これこそ覚りに役立つものであると思っていることがらが、実は覚りの道の障害となっている。 覚りを困難にしているのは、皮肉にもそのような心の仕組みであるのは確かである。 情欲が、覚りの大きな障害である。 人智が、人を迷わせているものの最たるものである。 したがって、情欲を捨て去ることが捨て去ることのなかでは最上であると言われ、人智に陥らないことが仏智(=智慧)を得るための最後の関門であると説かれるのである。

まつわることがらをすべて理解できたとき、それらを超えた境地に至ることができるのだと言い張る者がある。 しかし、それは事実ではない。 実際に起こることは、それらを超えたとき、それにまつわるすべてのことがらを理解するに至ると言うことである。 たとえば、すべての赤色を知って赤色全体を理解するに至るのではなく、たった一つの赤色を赤色だと知ったとき、同時にすべての赤色を理解するに至る。 それと同じく、人間らしいことがらをすべて知って仏になるのではなく、たった一つの智慧によって仏になったとき、人間めいたことがらのすべてを理解するに至るのである。 「超える」と言うのは、実際にはこのようなことなのである。

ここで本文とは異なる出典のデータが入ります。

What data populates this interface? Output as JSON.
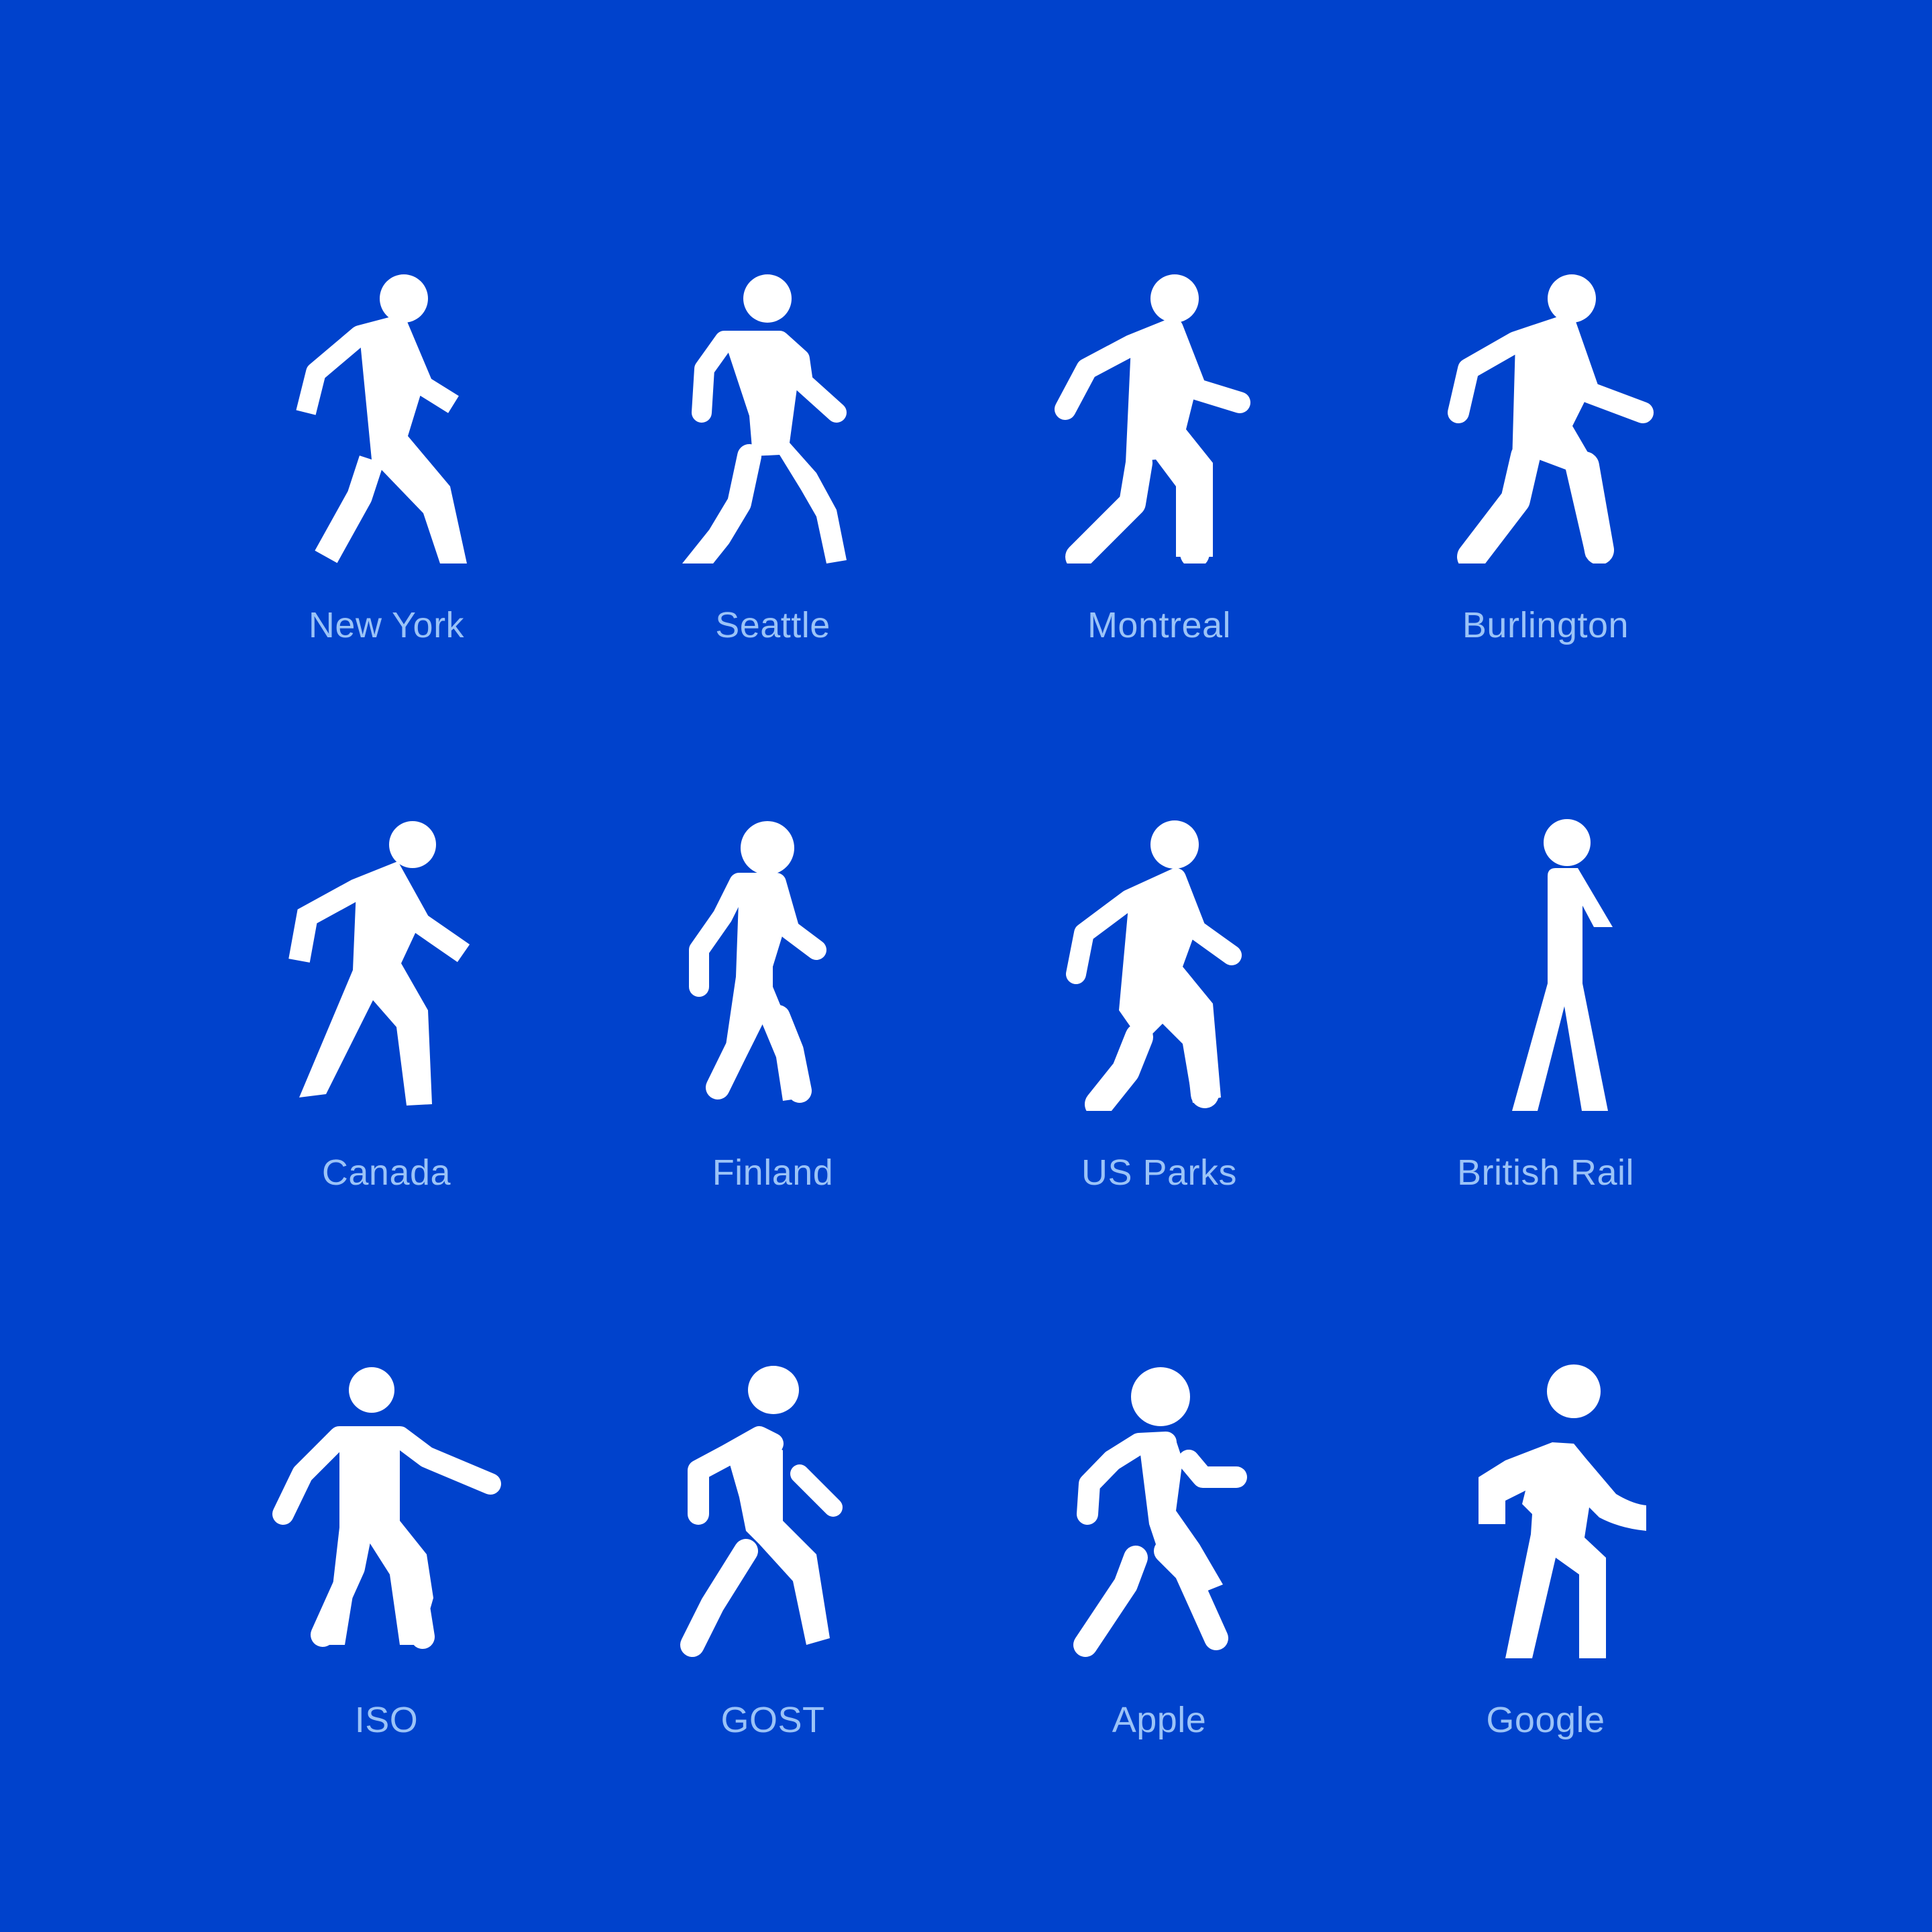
{
  "page": {
    "background_color": "#0042CC",
    "icon_color": "#FFFFFF",
    "label_color": "#9BC3F7"
  },
  "icons": [
    {
      "label": "New York",
      "icon": "pedestrian-walking-icon"
    },
    {
      "label": "Seattle",
      "icon": "pedestrian-walking-icon"
    },
    {
      "label": "Montreal",
      "icon": "pedestrian-walking-icon"
    },
    {
      "label": "Burlington",
      "icon": "pedestrian-walking-icon"
    },
    {
      "label": "Canada",
      "icon": "pedestrian-walking-icon"
    },
    {
      "label": "Finland",
      "icon": "pedestrian-walking-icon"
    },
    {
      "label": "US Parks",
      "icon": "pedestrian-walking-icon"
    },
    {
      "label": "British Rail",
      "icon": "pedestrian-walking-icon"
    },
    {
      "label": "ISO",
      "icon": "pedestrian-walking-icon"
    },
    {
      "label": "GOST",
      "icon": "pedestrian-walking-icon"
    },
    {
      "label": "Apple",
      "icon": "pedestrian-walking-icon"
    },
    {
      "label": "Google",
      "icon": "pedestrian-walking-icon"
    }
  ]
}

たった一本の道筋によって、知恵の輪は解ける。 たった一つの赤色を知ることによって、赤色すべてを理解できるようになる。 たった一つの智慧を得て、人は仏になる。 それぞれのことがらは、まさしく事実である。 そして、覚りの障害も実はそんなに多くない。 こころある人が、真実のやさしさを知ろうとするならば、あらゆる障害は消え失せるであろう。

(以上引用)


*ワン爺のコメント

「すべての赤色を知って赤色全体を理解するに至るのではなく、たった一つの赤色を赤色だと知ったとき、同時にすべての赤色を理解するに至る。 それと同じく、人間らしいことがらをすべて知って仏になるのではなく、たった一つの智慧によって仏になったとき、人間めいたことがらのすべてを理解するに至るのである。 「超える」と言うのは、実際にはこのようなことなのである。」

という指摘は実に納得のいく物です。
知恵というものがどのようなものか腑に落ちました。

この記事へのコメント

toshi
2017年11月14日 17:33
 「これこそ覚りに役立つものであると思っていることがらが、実は覚りの道の障害となっている。」とは、全く笑えない皮肉?です。・・・だから、「まつわることがらをすべて理解できたとき、それらを超えた境地に至ることができるのだと言い張る者」が出てくるのでしょう。・・・本日の「理法」は、とてつもなく大きな「さとり」への示唆を私たちに与えてくれています。それは、「たった一本の道筋によって、知恵の輪は解ける。」と言う事実です。・・・例えば縁起において、「どれでもよい。苦の要因を一つでも滅することができれば、同時にすべての苦の要因が消滅する。」(『覚りの境地』80頁)と言う事。・・・縁起は「相依性」(互いに寄り添い成立する)であるが故に、一つ支えを取り除くと全てが倒壊してしまう。その姿(事象)と全く同じである事を、本日の「理法」は述べているのです。